The pavilion aims to put forth the rich culture that India has, to attract tourists, as well as the increasing industrial opportunities it offers, in a bid to get investors. In fact, the pavilion has a place where startups can hold meetings with investors to pitch their ideas. So far, at least two space startups have been able to sign MoUs during the Expo 2020.

The main attraction of the pavilion, however, is the A wing of the first floor of the pavilion. With all the sides lined up with floor to ceiling screens, the floor cannot be described as anything other than a blast of colours. The screens display everything that India is about – from its diverse traditions to its love for films, from the different art forms it offers to the joyous celebration of various festivals. It is a surreal experience.

Apart from this, to truly display the diversity that the country has to offer, the Indian pavilion keeps the focus on one state and one industrial sector at a time. The B wing of the pavilion focuses on these. One of the floors focuses on the state or UT that has been decided on, and the other displays India’s achievements and potential in the industry or sector in focus. When a particular state is in focus, traditional artists from that state are sent out to the pavilion to perform their signature dance and music at regular intervals to further the traditional art forms of the country among visitors.

Completing the pavilion is a miniature version of the Statue of Unity, and the depiction of the ghats along the River Ganga.

Outside the pavilion is an innovation bus in which two Indian startups display their innovations at any given time, in a display of the strongly emerging startup culture in the country.
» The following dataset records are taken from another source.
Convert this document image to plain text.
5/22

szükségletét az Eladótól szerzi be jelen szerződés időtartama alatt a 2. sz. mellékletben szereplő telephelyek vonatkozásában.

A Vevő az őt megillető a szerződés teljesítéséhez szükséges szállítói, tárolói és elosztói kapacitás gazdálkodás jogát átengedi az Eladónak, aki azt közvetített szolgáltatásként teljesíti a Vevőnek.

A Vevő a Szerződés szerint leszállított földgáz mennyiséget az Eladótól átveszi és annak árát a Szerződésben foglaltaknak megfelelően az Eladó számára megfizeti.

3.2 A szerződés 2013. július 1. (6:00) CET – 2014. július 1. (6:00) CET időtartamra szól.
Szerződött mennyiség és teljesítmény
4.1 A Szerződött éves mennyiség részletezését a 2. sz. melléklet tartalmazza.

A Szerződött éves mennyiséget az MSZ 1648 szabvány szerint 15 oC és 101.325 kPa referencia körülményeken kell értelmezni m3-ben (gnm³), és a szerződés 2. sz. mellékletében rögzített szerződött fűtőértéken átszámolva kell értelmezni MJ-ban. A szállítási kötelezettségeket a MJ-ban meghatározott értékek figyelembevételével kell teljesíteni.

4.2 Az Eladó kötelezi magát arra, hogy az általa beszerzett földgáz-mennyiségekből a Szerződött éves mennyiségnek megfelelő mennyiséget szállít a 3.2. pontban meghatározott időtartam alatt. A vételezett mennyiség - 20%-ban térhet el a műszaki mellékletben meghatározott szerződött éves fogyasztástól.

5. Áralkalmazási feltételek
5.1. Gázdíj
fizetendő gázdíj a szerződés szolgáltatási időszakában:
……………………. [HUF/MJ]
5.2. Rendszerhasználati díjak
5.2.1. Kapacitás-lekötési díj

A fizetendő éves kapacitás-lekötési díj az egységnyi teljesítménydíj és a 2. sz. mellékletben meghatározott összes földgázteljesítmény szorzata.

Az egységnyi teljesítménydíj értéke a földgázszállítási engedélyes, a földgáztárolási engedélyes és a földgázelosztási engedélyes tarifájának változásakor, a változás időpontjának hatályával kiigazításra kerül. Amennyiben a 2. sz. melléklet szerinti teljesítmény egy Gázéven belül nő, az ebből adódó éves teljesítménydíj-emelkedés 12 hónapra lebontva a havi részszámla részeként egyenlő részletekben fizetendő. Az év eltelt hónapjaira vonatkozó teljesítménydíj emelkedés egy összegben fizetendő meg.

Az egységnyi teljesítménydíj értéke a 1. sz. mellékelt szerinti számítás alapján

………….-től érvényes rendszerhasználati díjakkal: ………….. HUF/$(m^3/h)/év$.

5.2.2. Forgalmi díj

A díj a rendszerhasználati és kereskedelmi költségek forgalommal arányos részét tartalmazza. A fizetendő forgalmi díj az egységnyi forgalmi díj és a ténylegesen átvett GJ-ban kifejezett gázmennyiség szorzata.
Completing the pavilion is a miniature version of the Statue of Unity. (Image: Bulbul Dhawan/Financial Express Online)

All in all, the Indian pavilion can seem bare and basic as compared to some of the very lavish and extravagant pavilions that have been put up. But it seems that it is that simplicity that India wants to convey to the visitors. The setup is rife with technology, with each display on the ground floor having an iPad which can smart scan any aspect of the display to give more details about it, and with the first floor name plates having QR codes that can be scanned by any smartphone for more details. The second floor also has personal kiosks with special mini videos created for different aspects of India like biodiversity and tourism that viewers can see.

The Indian pavilion’s theme, very evidently, is India itself. The simplicity of India elegantly encompasses the multi-cultural layers of cuisines, languages, clothing and beliefs, and this culture seems to be displayed in all its layered glory at the pavilion.